|Morrison Iii, William - Rob|
|LEE, DOO-HYUNG - Gachon University|
Submitted to: Journal of Pest Science
Publication Type: Peer Reviewed Journal
Publication Acceptance Date: 6/20/2015
Publication Date: 7/5/2015
Citation: Morrison III, W.R., Lee, D., Short, B.D., Khrimian, A., Leskey, T.C. 2015. Establishing the behavioral basis for an attract-and-kill strategy to manage the invasive Halyomorpha halys in apple orchards. Journal of Pest Science. doi: 10.1007/s10340-015-0679-6.
Interpretive Summary: The brown marmorated stink bug is an invasive pest native to Asia that is highly damaging to tree fruit crops in the United States. Growers have increased their use of insecticide inputs nearly four-fold leading to reductions in fruit injury, but also severe disruption of sustainable pest management practices. Strategies are needed to reduce insecticide use to improve overall ecological and economic sustainability of the system. One approach takes advantage of pheromones to lure stink bugs to a precise location where they can be killed. Researchers have found this “attract and kill” approach would work well in a commercial apple orchard because potential attract and kill sites created by the pheromone lures are very small. Therefore, this would require little space and minimal insecticide inputs, making them cheaper and easier for growers to manage. We also found that once stink bugs arrive at potential attract and kill sites in apple trees, they remain for almost an entire day, increasing the likelihood of successful control. Our results suggest that attract-and-kill may be an effective strategy for controlling brown marmorated stink bug in apple orchards while improving overall ecological and economic sustainability of the system.

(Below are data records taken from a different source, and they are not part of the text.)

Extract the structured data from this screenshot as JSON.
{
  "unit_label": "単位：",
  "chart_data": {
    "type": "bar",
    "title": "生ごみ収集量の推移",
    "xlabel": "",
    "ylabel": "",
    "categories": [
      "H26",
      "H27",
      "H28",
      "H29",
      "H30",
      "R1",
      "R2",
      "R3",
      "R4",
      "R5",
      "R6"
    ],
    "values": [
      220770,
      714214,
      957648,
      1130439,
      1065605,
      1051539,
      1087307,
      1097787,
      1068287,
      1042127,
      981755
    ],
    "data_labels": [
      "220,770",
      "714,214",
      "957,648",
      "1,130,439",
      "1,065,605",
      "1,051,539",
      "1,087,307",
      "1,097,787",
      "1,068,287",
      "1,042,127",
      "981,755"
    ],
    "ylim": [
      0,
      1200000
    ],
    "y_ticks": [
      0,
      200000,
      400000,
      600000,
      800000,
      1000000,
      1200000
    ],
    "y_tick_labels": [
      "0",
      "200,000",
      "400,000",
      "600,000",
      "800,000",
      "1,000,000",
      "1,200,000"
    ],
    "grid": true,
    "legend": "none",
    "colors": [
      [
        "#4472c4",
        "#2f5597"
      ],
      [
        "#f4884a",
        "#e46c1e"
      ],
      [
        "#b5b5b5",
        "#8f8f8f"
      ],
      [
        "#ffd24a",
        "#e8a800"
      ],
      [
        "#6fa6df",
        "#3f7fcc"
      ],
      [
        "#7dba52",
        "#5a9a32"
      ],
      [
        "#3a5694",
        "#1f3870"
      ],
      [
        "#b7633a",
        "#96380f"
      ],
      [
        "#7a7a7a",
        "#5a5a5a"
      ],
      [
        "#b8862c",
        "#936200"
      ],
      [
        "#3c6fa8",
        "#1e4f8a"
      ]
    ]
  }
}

Technical Abstract: Halyomorpha halys (Stål) is an invasive, polyphagous insect that inflicts serious economic injury on specialty crops in the United States. Growers have been forced to respond by increasing the frequency of broad-spectrum insecticide applications. One strategy to reduce reliance on insecticides is “attract-and-kill”, whereby, the targeted insect is attracted to a spatially precise location to be eliminated via a killing agent such as insecticides. For apple growers in particular, this approach involves baiting select border row apple trees with attractive semiochemicals including the H. halys aggregation pheromone and synergist, and subsequently treating these baited trees with effective insecticides for H. halys, thereby, continuously removing the pest from the orchard agroecosystem. However, several baseline questions need to be answered prior to implementation in commercial orchards for H. halys. These include elucidating the arrestment area and retention time elicited by the pheromone and synergist when deployed in host apple trees to ensure that H. halys is retained in a spatially precise and limited location sufficiently long to be killed by effective insecticides so as not to invade untreated areas of the orchard. Methodologically, we employed field studies with black pyramid traps, harmonic radar, and in-orchard trials using baited apple trees sprayed weekly to quantify H. halys annihilation and fruit injury in and near these "attract-and-kill" sites. The arrestment area for H. halys was confined to 2.5 m around a pheromone and synergist source regardless of pheromone dose (100 or 1000 mg), while the retention capacity of adults was significantly increased by pairing aggregation pheromone and synergist with a fruiting host plant compared with nonhost sites. Damage to fruit harvested from baited "attract-and-kill" trees was high, but minimal in surrounding unbaited neighboring apple trees. Overall, our results suggest "attract-and-kill" may be an effective strategy for controlling H. halys season-long.